Self-Signed Certificates

If --https=true and you do not provide --tls-key/--tls-cert, CodeNomad generates a local certificate automatically under your config directory:

  • ~/.config/codenomad/tls/ca-cert.pem
  • ~/.config/codenomad/tls/server-cert.pem

Certificates are valid for about 30 days and rotate automatically on startup when needed. You can add extra SANs via:

codenomad --tlsSANs "localhost,127.0.0.1,my-hostname,192.168.1.10"

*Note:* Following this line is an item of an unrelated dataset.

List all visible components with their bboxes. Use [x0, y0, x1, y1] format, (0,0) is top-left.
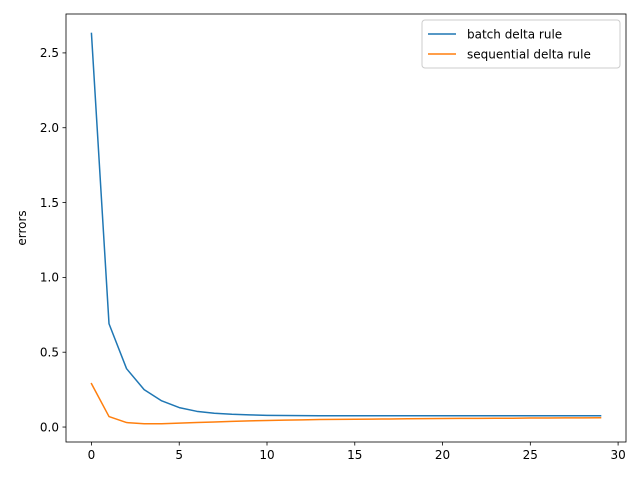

Browser warning: Self-signed certificates trigger a "Your connection is not private" warning in browsers on first visit. This is expected and safe for local development (127.0.0.1 / localhost):

  1. Chrome/Brave/Edge: Click AdvancedProceed to 127.0.0.1 (unsafe)
  2. Firefox: Click AdvancedAccept the Risk and Continue
  3. Alternative: For local-only development without the warning, run with --https=false --http=true

Note: Only accept self-signed certificates for localhost/127.0.0.1 that you control. For remote hosts, use proper TLS certificates.

Authentication

  • Default behavior: CodeNomad requires a login (username/password) and stores a session cookie in the browser.
  • --dangerously-skip-auth / CODENOMAD_SKIP_AUTH=true disables the login prompt and treats all requests as authenticated. Use this only when access is already protected by another layer (SSO proxy, VPN, Coder workspace auth, etc.). If you bind to 0.0.0.0 while skipping auth, anyone who can reach the port can access the API.

Setting a password

Practical setup options:

  1. Runtime password (every start): Use --password <your-password> or set CODENOMAD_SERVER_PASSWORD=<your-password> environment variable
  2. Persistent password (UI setup): Launch with --generate-token, complete the local bootstrap flow in your browser, then set a password through the UI settings

The --password flag and CODENOMAD_SERVER_PASSWORD env var are runtime credentials — they must be provided on every server start and are not persisted to disk.

Advanced: auth.json internals

The auth.json file (~/.config/codenomad/auth.json) is automatically created and managed by CodeNomad when you set a password through the UI. You generally don't need to edit this file manually. For reference, it uses the following scrypt-based schema:

{
  "version": 1,
  "username": "codenomad",
  "password": {
    "algorithm": "scrypt",
    "saltBase64": "<base64-salt>",
    "hashBase64": "<base64-hash>",
    "keyLength": 64,
    "params": {
      "N": 16384,
      "r": 8,
      "p": 1,
      "maxmem": 33554432
    }
  },
  "userProvided": true,
  "updatedAt": "2026-05-18T12:00:00.000Z"
}

Manual creation of this file is not recommended unless you have a helper to generate a valid scrypt PasswordHashRecord.

Progressive Web App (PWA)

When running as a server CodeNomad can also be installed as a PWA from any supported browser, giving you a native app experience just like the Electron installation but executing on the remote server instead.

  1. Open the CodeNomad UI in a Chromium-based browser (Chrome, Edge, Brave, etc.).
  2. Click the install icon in the address bar, or use the browser menu → "Install CodeNomad".
  3. The app will open in a standalone window and appear in your OS app list.

TLS requirement Browsers require a secure (https://) connection for PWA installation. If you host CodeNomad on a remote machine, use HTTPS. Self-signed certificates generally won't work unless they are explicitly trusted by the device/browser (e.g., via a custom CA).

Data Storage

  • Config: ~/.config/codenomad/config.json
  • Instance Data: ~/.config/codenomad/instances (chat history, etc.)